The rule targets individuals who have already passed one of
the most rigorous state-level testing systems in the world. Each commercial
driver—domiciled or not—is required to demonstrate mastery of written
knowledge, hazard perception, judgment, information processing, and practical
driving skills under live traffic conditions. These tests are administered by
trained professionals who assess exactly what matters for road safety.
Crucially, none of these capabilities are influenced by
immigration status.
Driving a Class A commercial vehicle is not a theoretical
exercise; it is a profession built on skill, endurance, situational awareness,
and years of practical experience. The safest drivers are not the ones with the
“right” paperwork—they are the ones who have spent thousands of hours
navigating storms, construction zones, reckless motorists, mechanical failures,
and the daily complexity of America’s highways.
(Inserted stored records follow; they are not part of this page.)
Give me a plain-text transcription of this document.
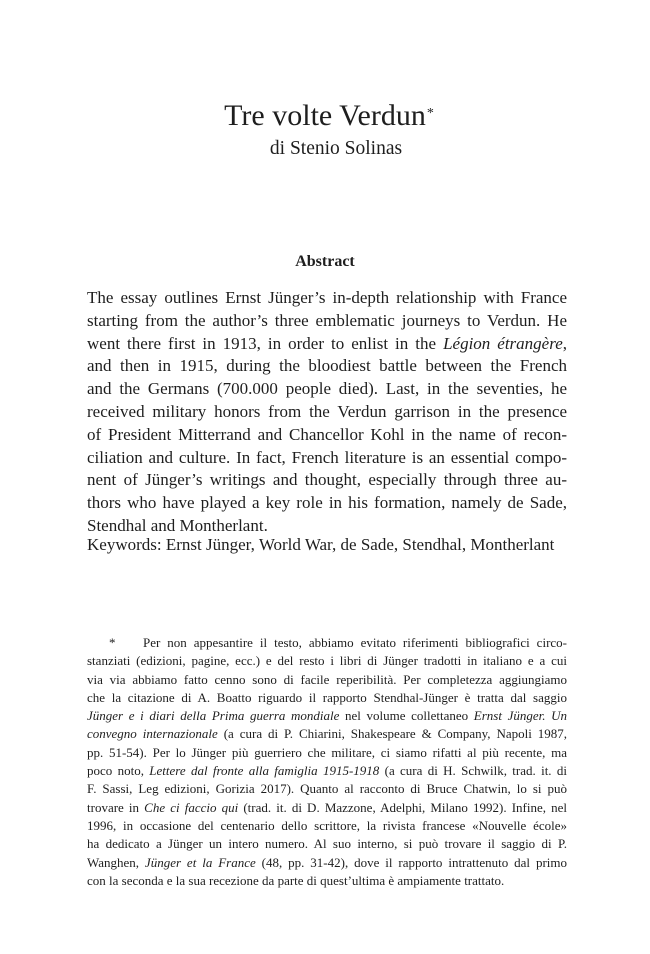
Tre volte Verdun*
di Stenio Solinas
Abstract
The essay outlines Ernst Jünger’s in-depth relationship with France
starting from the author’s three emblematic journeys to Verdun. He
went there first in 1913, in order to enlist in the Légion étrangère,
and then in 1915, during the bloodiest battle between the French
and the Germans (700.000 people died). Last, in the seventies, he
received military honors from the Verdun garrison in the presence
of President Mitterrand and Chancellor Kohl in the name of recon-
ciliation and culture. In fact, French literature is an essential compo-
nent of Jünger’s writings and thought, especially through three au-
thors who have played a key role in his formation, namely de Sade,
Stendhal and Montherlant.
Keywords: Ernst Jünger, World War, de Sade, Stendhal, Montherlant
* Per non appesantire il testo, abbiamo evitato riferimenti bibliografici circo-
stanziati (edizioni, pagine, ecc.) e del resto i libri di Jünger tradotti in italiano e a cui
via via abbiamo fatto cenno sono di facile reperibilità. Per completezza aggiungiamo
che la citazione di A. Boatto riguardo il rapporto Stendhal-Jünger è tratta dal saggio
Jünger e i diari della Prima guerra mondiale nel volume collettaneo Ernst Jünger. Un
convegno internazionale (a cura di P. Chiarini, Shakespeare & Company, Napoli 1987,
pp. 51-54). Per lo Jünger più guerriero che militare, ci siamo rifatti al più recente, ma
poco noto, Lettere dal fronte alla famiglia 1915-1918 (a cura di H. Schwilk, trad. it. di
F. Sassi, Leg edizioni, Gorizia 2017). Quanto al racconto di Bruce Chatwin, lo si può
trovare in Che ci faccio qui (trad. it. di D. Mazzone, Adelphi, Milano 1992). Infine, nel
1996, in occasione del centenario dello scrittore, la rivista francese «Nouvelle école»
ha dedicato a Jünger un intero numero. Al suo interno, si può trovare il saggio di P.
Wanghen, Jünger et la France (48, pp. 31-42), dove il rapporto intrattenuto dal primo
con la seconda e la sua recezione da parte di quest’ultima è ampiamente trattato.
To remove nearly 200,000 experienced drivers overnight—many
with years of spotless records—ignores the basic truth that experience is the
most valuable safety asset on the road. No regulatory change can manufacture
it. No policy memo can replace it.
This rule does more than sideline workers. It risks
destabilizing the supply chain at a time when the nation’s logistics system is
still rebuilding resilience. Removing this many qualified drivers from the
workforce will inevitably:
Flood the roads with inexperienced replacements
Increase training burdens on carriers
Raise freight costs and delivery delays
Disrupt essential goods movement
Create financial devastation for the families of 196,000
drivers
The nation simply cannot afford a safety policy that makes
the roads less safe.
America’s democratic institutions have stood for more than
two centuries because they protect principles of fairness, evidence-based
decision-making, and equality before the law. A regulation that treats a
driver’s immigration category as a proxy for safety fails that test. It also
risks setting a dangerous precedent where professional competence is
overshadowed by political gesture.
The Justices now reviewing this rule bear a weighty
responsibility. Their deliberation is not only about regulatory limits—it is
about whether the nation’s commitment to fairness and merit still holds. The
executive branch crafts policy, but it is the judiciary that ensures those
policies honor the Constitution, the facts, and the people affected.
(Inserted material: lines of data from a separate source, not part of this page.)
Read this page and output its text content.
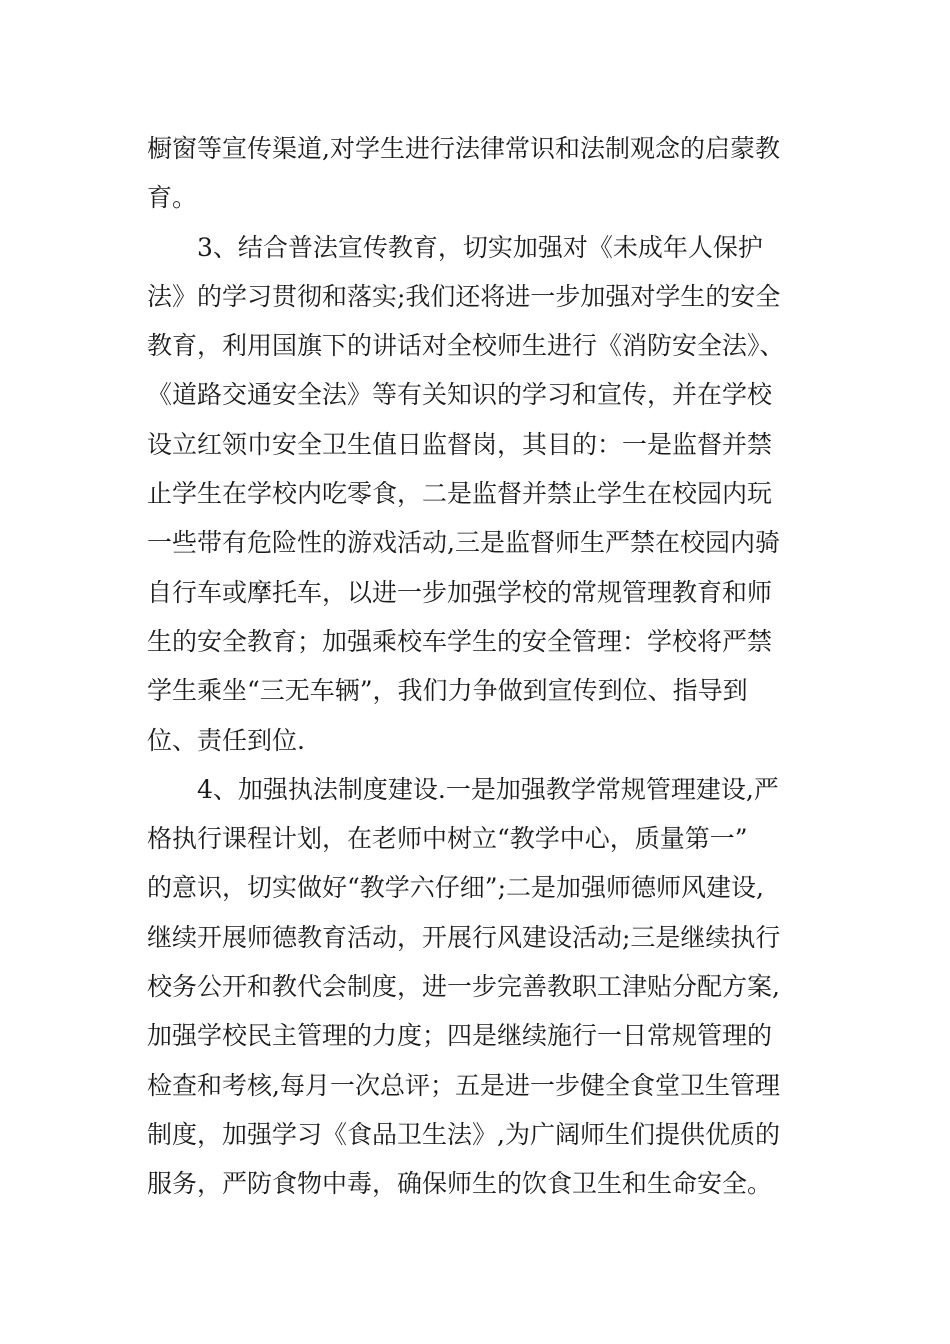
橱窗等宣传渠道,对学生进行法律常识和法制观念的启蒙教
育。
3、结合普法宣传教育，切实加强对《未成年人保护
法》的学习贯彻和落实;我们还将进一步加强对学生的安全
教育，利用国旗下的讲话对全校师生进行《消防安全法》、
《道路交通安全法》等有关知识的学习和宣传，并在学校
设立红领巾安全卫生值日监督岗，其目的：一是监督并禁
止学生在学校内吃零食，二是监督并禁止学生在校园内玩
一些带有危险性的游戏活动,三是监督师生严禁在校园内骑
自行车或摩托车，以进一步加强学校的常规管理教育和师
生的安全教育；加强乘校车学生的安全管理：学校将严禁
学生乘坐“三无车辆”，我们力争做到宣传到位、指导到
位、责任到位.
4、加强执法制度建设.一是加强教学常规管理建设,严
格执行课程计划，在老师中树立“教学中心，质量第一”
的意识，切实做好“教学六仔细”;二是加强师德师风建设,
继续开展师德教育活动，开展行风建设活动;三是继续执行
校务公开和教代会制度，进一步完善教职工津贴分配方案,
加强学校民主管理的力度；四是继续施行一日常规管理的
检查和考核,每月一次总评；五是进一步健全食堂卫生管理
制度，加强学习《食品卫生法》,为广阔师生们提供优质的
服务，严防食物中毒，确保师生的饮食卫生和生命安全。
A better path is possible. A fairer, smarter, safer approach
would focus on what truly causes accidents: fatigue, substance misuse, poor
maintenance, inadequate training, and unsafe carrier practices—not nationality
or immigration paperwork. These are issues America has addressed before, with
bipartisan support and industry cooperation.
We do not build safer highways by removing skilled drivers.
We build safer highways by supporting them, training them, and enforcing rules
that actually improve safety outcomes.
For the sake of road safety, economic stability, and the
livelihoods of 196,000 families, this rule deserves not just
reconsideration—but a complete re-examination grounded in evidence, experience,
and the values that define American democracy.
Experience makes safe drivers.
Not immigration status.
Not political spectacle.
And certainly not a rule that confuses the two.